Cerebral water transport using multiple-network poroelastic theory: application to normal pressure hydrocephalus

Abstract

The twenty-first century is bearing witness to a drastic change in population demographics and diseases of old age, such as dementia, are placing an unprecedented burden on the global healthcare system. Normal pressure hydrocephalus may be the only curable form of dementia, yet its pathophysiology is paradoxical and a consistent treatment currently remains elusive. A novel application of multiple-network poroelastic theory (MPET) is proposed to investigate water transport in the cerebral environment. Specifically, MPET is modified to allow a detailed investigation of spatio-temporal transport of fluid between the cerebral blood, cerebrospinal fluid (CSF) and brain parenchyma across scales.

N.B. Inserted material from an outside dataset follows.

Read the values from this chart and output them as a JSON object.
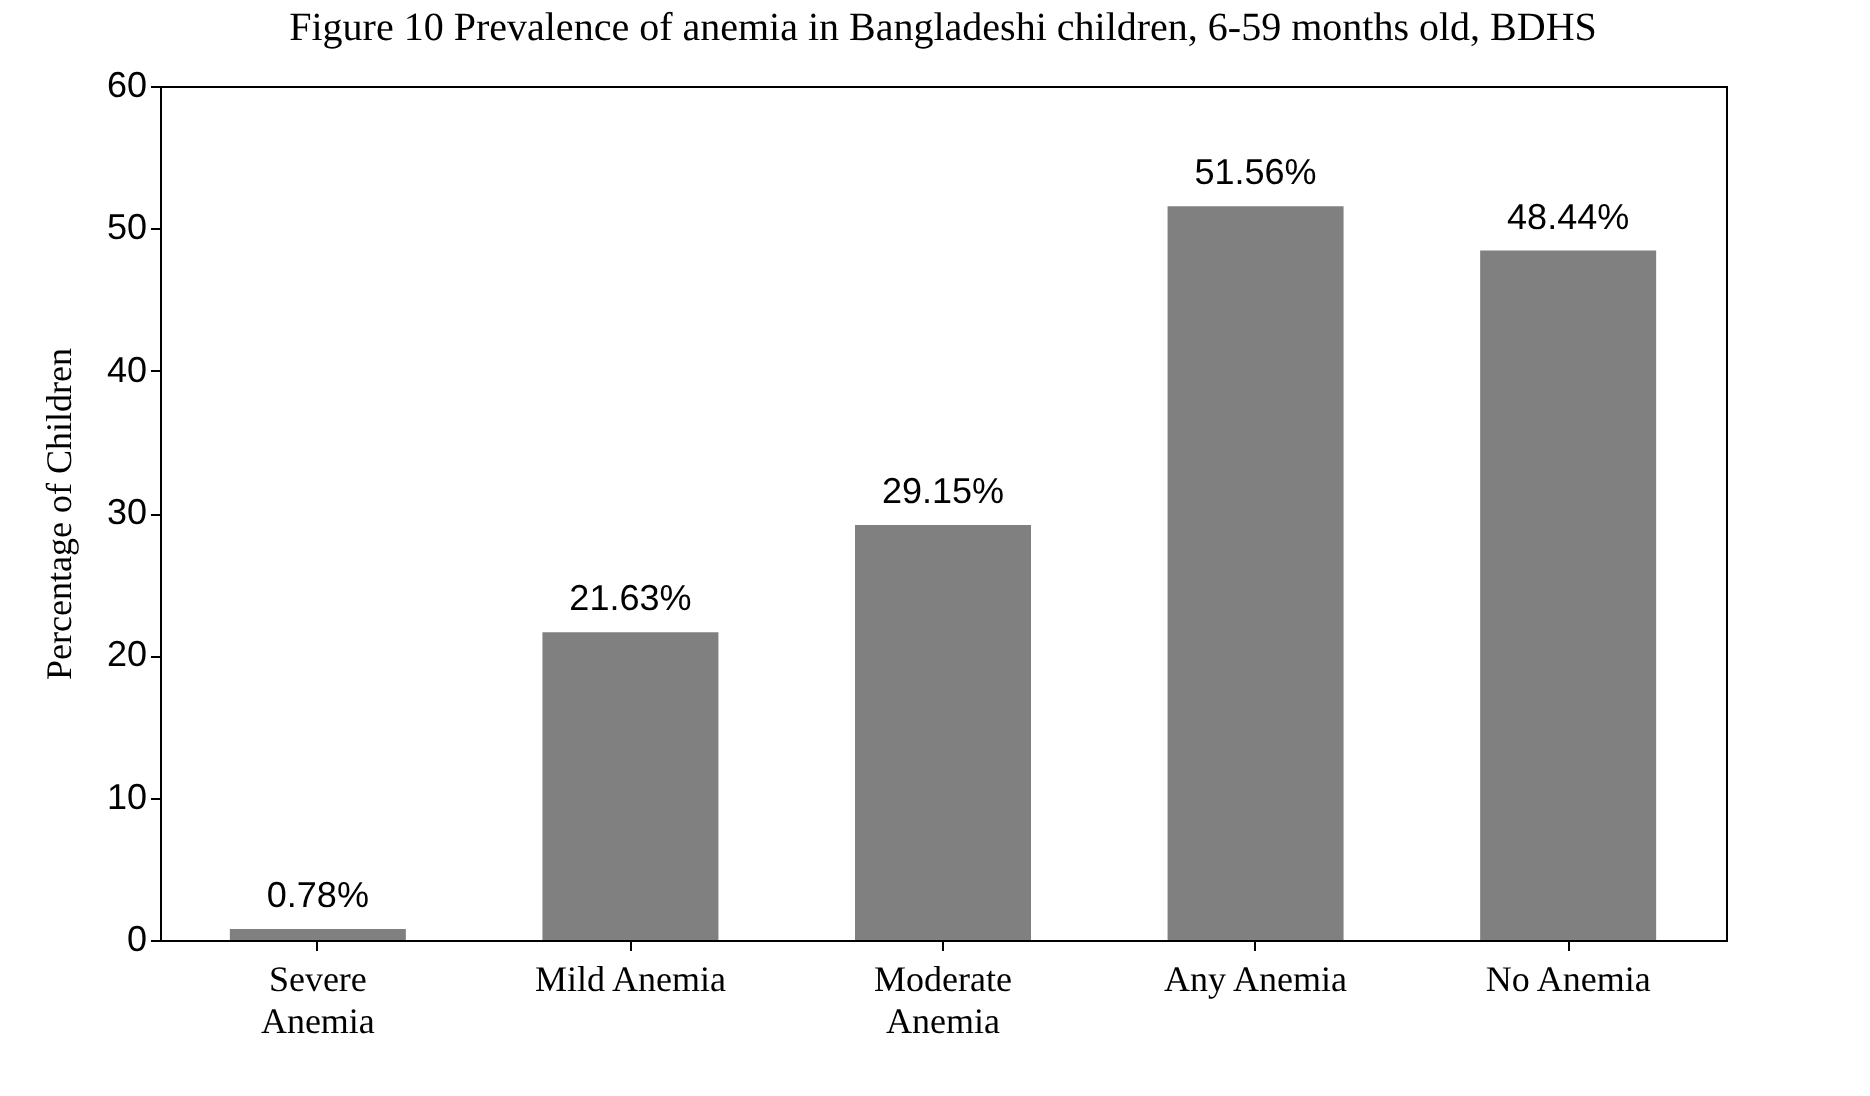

This framework thus allows an exploration of hypotheses defining the initiation and progression of both acute and chronic hydrocephalus. Results show that a breakdown in the transport mechanisms between the arterial vascular network and interstitial space within the parenchyma may be a cause of accumulation of CSF in the ventricles. Specifically, there must be an increase in the compliance of the arteriole/capillary network, which may combine with a breakdown in the blood–CSF barrier to allow an increased flow from the arteriole/capillary blood to the CSF. The results of this study should prove useful to guide experimental exploration in areas that warrant further investigation and validation.